The record opens with the short Nights All Nine, one of the few times that we get to hear the clean vocals of Daemonskald. This is an acoustic song that gives me the mental impression of it being performed in less contemporary times with its lyrics that deal with Norse Mythology, in particular the God Odin. It feels as if it is being directly sung to Odin as in the form of an prayer. After this we start getting some more metal sounds out of the album with the excellent Midwinter Sacrifice.

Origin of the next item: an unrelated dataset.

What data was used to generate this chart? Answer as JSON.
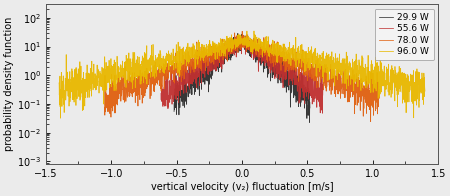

I supposed however that while SIG:AR:TYR produces music that is more unique that many other folk metal bands, when looked at on its own it may be said that Godsaga is a very good but somewhat formulated album. Really once you are passed Nights All Nine and Midwinter Sacrifice you will have heard what Godsaga offers as an album and know what to expect from the rest of tracks. However if you find that you can get into this then you’ll be like me and won’t be put off by that, because what we’ve got here is something pretty special and I’m looking forward to checking out other SIG:AR:TYR releases because while this is formulated it’s also a winning formula that has come together is a great atmospheric journey through Norse Mythology and while personally I don’t see myself playing this album an awful lot I’ve been listening to it long enough to know that when the mood for it hits what we have here is a near perfect album – there is not a bad track on here.

My personally favourites however would be Nights All Nine, Midwinter Sacrifice, Blood of the North, Sonatorrek, Godsaga and Black Sun’s Bane. Admittedly that is most of the album I just listed there. The only tracks I didn’t mention are Eternal Return, Sleep of the Sword and Distant Northern Shore. These are great too but don’t quite stand up to my favourites. With an album this strong through, maybe these will be your favourites instead!

One thing that I find really special about Godsaga is the way Daemonskald plays those acoustic guitars, lead guitar parts on the acoustic are not infrequent in the music and to me are a very special part of the SIG:AR:TYR sound. They give the music an almost classical vibe at times that really does credit to the dark ambient side of the music while also working well in a black metal context. Overall really great stuff.